"Wat ik meen? Dat dit een gemeene streek is. Men had even goed hem kunnen bestelen; het geld uit zijn zak kunnen halen."
"En dat denk ik dan ook te doen."
"Maar dat is een verraderlijke streek!" riep Passepartout uit, die onder den invloed van den brandewijn opgewonden raakte, want Fix had hem blijven inschenken en hij dronk zonder het te weten. "Dat is een verraderlijke, gemeene streek! En dat zijn gentlemen en collega's."
Fix begreep er nu niets meer van.
"Collega's," vervolgde Passepartout; "leden van de Reform-club! Vergeet niet, mijnheer Fix, dat mijn meester een eerlijk man is en wanneer hij eene weddenschap aangaat, wil hij die op loyale wijze winnen."
"Maar wie denkt gij dan dat ik ben?" vroeg Fix, Passepartout strak aanziende.
"Wel een agent van de leden der Reform-club, die in last heeft de reis van mijn meester te controleeren, een zeer vernederende taak. Ik heb dan ook, hoewel ik zeer goed begrepen heb wie gij waart, mij wel gewacht dit aan den heer Fogg mede te deelen.
"Weet hij niets?" vroeg Fix levendig.
"Niets," antwoordde Passepartout, nogmaals zijn glas ledigende.
De inspecteur van politie wreef met zijne hand over zijn voorhoofd. Hij aarzelde verder te gaan. Wat zou hij doen? De dwaling van Passepartout scheen oprecht, maar zij maakte het volvoeren van zijn plan gemakkelijker. Blijkbaar sprak de knecht volkomen ter goeder trouw en was hij geen medeplichtige van zijn meester, wat Fix had kunnen vreezen.
"Welnu," dacht hij, "als hij zijn medeplichtige niet is, zal hij mij helpen."
De detective was nu tot een ander besluit gekomen. Bovendien hij had geen tijd meer om te dralen. Tot elken prijs moest hij Fogg te Hong-Kong houden.
"Hoor," zeide Fix; "luister goed naar hetgeen ik zeggen zal. Ik ben niet degeen waarvoor gij mij houdt, namelijk een agent van de leden der Reform-club."
"Ei!" antwoordde Passepartout, hem spottend aanziende.
"Ik ben inspecteur van politie, belast met eene zending, die mij door het hoofdbestuur van Londen is opgedragen."
"Gij! inspecteur van politie!"
"Ja; als gij nog twijfelt, ziehier mijne aanstelling."
De agent haalde daarop een papier uit zijne portefeuille te voorschijn en liet aan Passepartout zijne aanstelling zien, door het hoofdbestuur te Londen geteekend. Passepartout was geheel onthutst en zag Fix aan zonder een woord te kunnen uiten.
"De weddenschap van dien Fogg," ging Fix voort, "is slechts een voorwendsel, waarvan gij dupe zijt, gij zoowel al de leden van de Reform-club, want hij had er belang bij om zich van uwe onschuldige medeplichtigheid te verzekeren."
"Maar waarom?" riep Passepartout uit.
"Luister. Den 28en September l.l. is er eene som van vijf en vijftig duizend pond aan de engelsche bank ontstolen door een persoon, wiens signalement men heeft kunnen opmaken. Welnu, zie dat signalement; het is trek voor trek dat van Fogg."
"Onmogelijk!" riep Passepartout, met zijn stevige vuist op tafel slaande. "Mijn meester is de eerlijkste man ter wereld."

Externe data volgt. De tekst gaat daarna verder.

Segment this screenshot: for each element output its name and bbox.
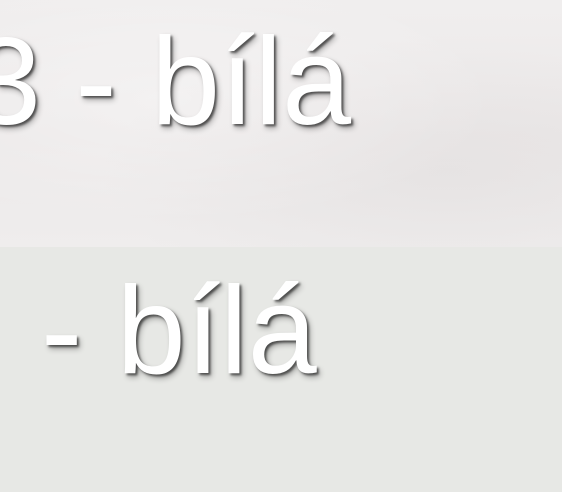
swatch-label-top: 3 - bílá — [0, 13, 352, 151]
swatch-band-bottom: - bílá — [0, 247, 562, 492]
swatch-band-top: 3 - bílá — [0, 0, 562, 247]
swatch-label-bottom: - bílá — [41, 262, 317, 400]
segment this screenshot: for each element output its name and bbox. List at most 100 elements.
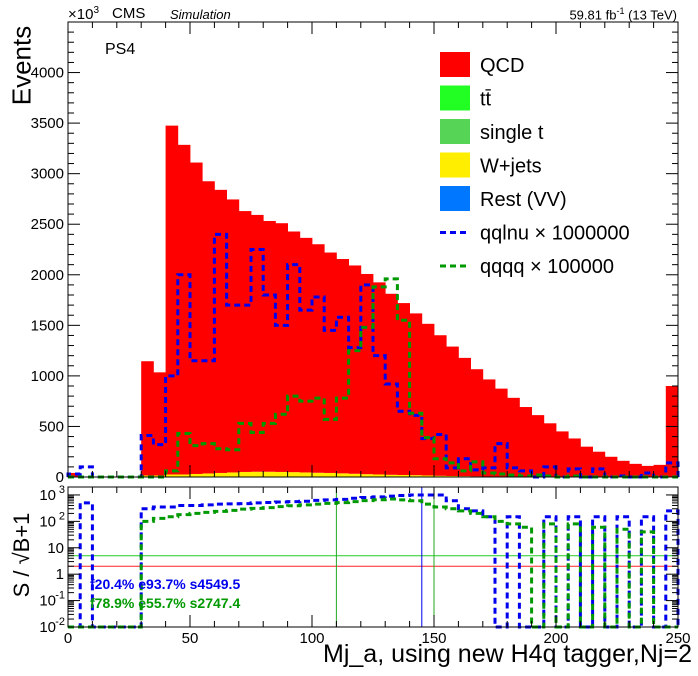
bar-wjets-30 (434, 475, 447, 477)
ratio-y-tick-label: 10 (39, 513, 56, 530)
y-tick-label-500: 500 (39, 418, 64, 435)
ratio-line-sig2 (68, 497, 678, 629)
bar-qcd-18 (287, 231, 301, 473)
bar-qcd-12 (214, 189, 227, 473)
bar-qcd-47 (641, 465, 654, 477)
y-tick-label-2500: 2500 (31, 216, 64, 233)
y-tick-label-3500: 3500 (31, 115, 64, 132)
ratio-y-tick-exp: 3 (59, 484, 65, 496)
x-tick-label-150: 150 (421, 630, 446, 647)
bar-qcd-8 (165, 125, 179, 475)
bar-wjets-22 (336, 473, 349, 477)
y-axis-label: Events (6, 25, 37, 106)
ratio-y-axis-label: S / √B+1 (9, 512, 34, 598)
bar-qcd-35 (495, 388, 508, 477)
bar-qcd-20 (312, 244, 325, 473)
bar-qcd-6 (141, 361, 154, 476)
bar-qcd-23 (348, 265, 362, 474)
legend: QCD tt̄ single t W+jets Rest (VV) qqlnu × 100… (440, 52, 630, 278)
legend-label-5: qqlnu × 1000000 (480, 223, 630, 245)
bar-qcd-40 (556, 431, 569, 477)
bar-wjets-18 (287, 472, 301, 477)
x-axis-label: Mj_a, using new H4q tagger,Nj=2 (323, 640, 692, 668)
bar-qcd-13 (226, 199, 240, 473)
ratio-y-tick-label: 10 (39, 487, 56, 504)
bar-qcd-0 (68, 472, 81, 477)
bar-qcd-9 (177, 144, 191, 475)
bar-wjets-15 (251, 471, 264, 477)
bar-wjets-21 (324, 472, 337, 477)
bar-qcd-46 (629, 463, 642, 477)
bar-qcd-30 (434, 335, 447, 476)
x-tick-label-0: 0 (64, 630, 72, 647)
bar-qcd-14 (238, 211, 252, 472)
bar-qcd-25 (373, 282, 386, 475)
bar-wjets-8 (165, 474, 179, 477)
y-tick-label-3000: 3000 (31, 166, 64, 183)
experiment-label: CMS (112, 5, 146, 22)
x-tick-label-50: 50 (182, 630, 199, 647)
bar-qcd-31 (446, 346, 459, 476)
bar-qcd-7 (153, 372, 166, 476)
bar-qcd-49 (665, 386, 679, 477)
bar-qcd-48 (653, 464, 667, 477)
bar-qcd-10 (190, 162, 203, 474)
bar-wjets-28 (409, 475, 423, 477)
bar-qcd-37 (519, 407, 532, 477)
bar-qcd-17 (275, 223, 288, 472)
ratio-annotation-green: f78.9% e55.7% s2747.4 (90, 595, 241, 611)
bar-wjets-26 (385, 474, 398, 477)
bar-qcd-15 (251, 214, 264, 472)
legend-label-1: tt̄ (480, 88, 492, 110)
bar-wjets-10 (190, 473, 203, 477)
y-tick-label-2000: 2000 (31, 267, 64, 284)
ratio-frame (67, 486, 679, 628)
legend-label-4: Rest (VV) (480, 189, 567, 211)
legend-swatch-3 (440, 152, 470, 178)
bar-qcd-19 (299, 237, 313, 473)
bar-qcd-22 (336, 259, 349, 474)
category-label: PS4 (105, 41, 136, 58)
bar-wjets-13 (226, 472, 240, 477)
bar-qcd-24 (360, 273, 374, 475)
legend-swatch-0 (440, 52, 470, 77)
ratio-y-tick-label: 10 (39, 619, 56, 636)
bar-wjets-6 (141, 475, 154, 477)
bar-wjets-27 (397, 474, 410, 477)
bar-wjets-23 (348, 473, 362, 477)
bar-qcd-45 (617, 460, 630, 477)
bar-wjets-19 (299, 472, 313, 477)
legend-swatch-1 (440, 85, 470, 111)
ratio-y-tick-label: 1 (56, 566, 64, 583)
bar-wjets-14 (238, 471, 252, 477)
legend-label-2: single t (480, 122, 544, 144)
y-tick-label-1500: 1500 (31, 317, 64, 334)
x-tick-label-250: 250 (665, 630, 690, 647)
bar-wjets-17 (275, 471, 288, 477)
ratio-y-tick-exp: 2 (59, 510, 65, 522)
ratio-y-tick-exp: -1 (55, 590, 65, 602)
bar-qcd-44 (604, 456, 618, 477)
bar-wjets-16 (263, 471, 276, 477)
bar-wjets-24 (360, 474, 374, 477)
bar-qcd-11 (202, 181, 215, 474)
bar-wjets-9 (177, 474, 191, 477)
legend-swatch-2 (440, 119, 470, 144)
bar-wjets-11 (202, 473, 215, 477)
bar-qcd-38 (531, 415, 545, 477)
y-tick-label-4000: 4000 (31, 65, 64, 82)
bar-qcd-43 (592, 451, 606, 477)
luminosity-label: 59.81 fb-1 (13 TeV) (569, 6, 677, 23)
bar-wjets-12 (214, 472, 227, 477)
legend-label-6: qqqq × 100000 (480, 256, 614, 278)
ratio-y-tick-label: 10 (47, 540, 64, 557)
ratio-reference-lines (68, 487, 678, 627)
bar-qcd-28 (409, 313, 423, 476)
bar-qcd-39 (543, 423, 557, 477)
bar-wjets-29 (421, 475, 435, 477)
bar-qcd-41 (568, 438, 581, 477)
bar-qcd-27 (397, 303, 410, 475)
main-frame (67, 21, 679, 478)
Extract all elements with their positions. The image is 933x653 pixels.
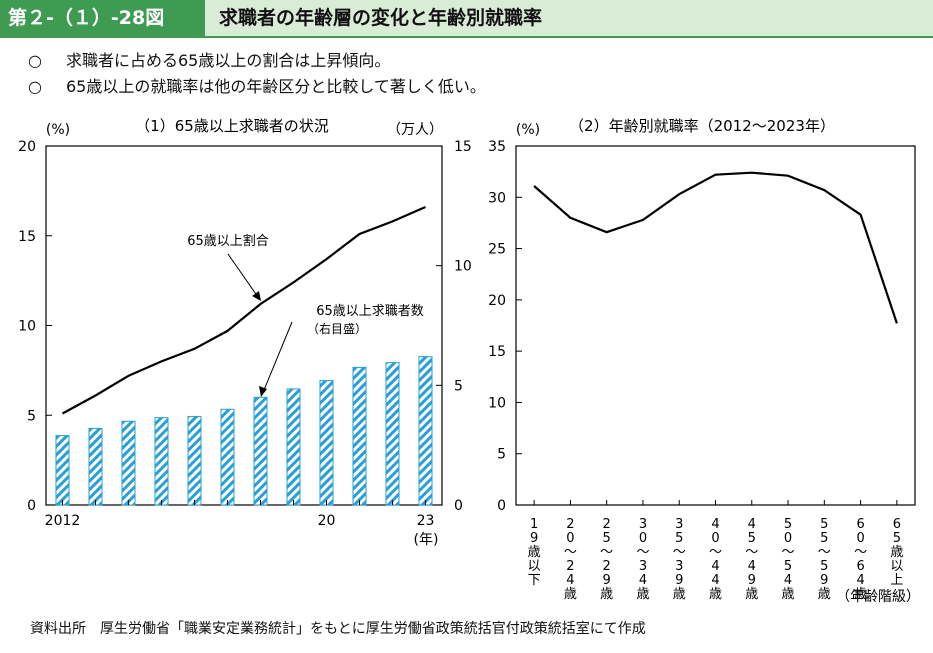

"Wat weet gij daarvan?" hernam Fix. "Gij kent hem zelfs niet. Gij zijt bij hem in dienst getreden op den dag zelven, dat hij op reis ging en hij is in overijling vertrokken onder een allerbelachelijkst voorwendsel, zonder koffers en met een groote zak bankbiljetten. En ge durft zeggen, dat hij een eerlijk man is."
"Ja! dat is hij," herhaalde de arme knecht werktuigelijk.
"Wilt gij dan als zijne medeplichtige in hechtenis worden genomen?"
Passepartout hield zijn hoofd met beide handen vast. Hij was onherkenbaar. Hij durfde den inspecteur van politie niet aanzien.
Phileas Fogg een dief, hij de redder van Aouda, die edelmoedige man! En toch welk een vermoeden rustte op hem! Passepartout trachtte de verdenking, die ook bij hem oprees, te weren. Hij kon niet gelooven aan de schuld van zijn meester.
"En wat woudt gij nu van mij?" vroeg hij aan den inspecteur, een laatste poging doende om zich te bedwingen.
"Dit," antwoordde Fix. "Ik heb tot hiertoe het spoor van dien Fogg gevolgd, maar ik heb de volmacht om hem in hechtenis te nemen nog niet uit Londen ontvangen.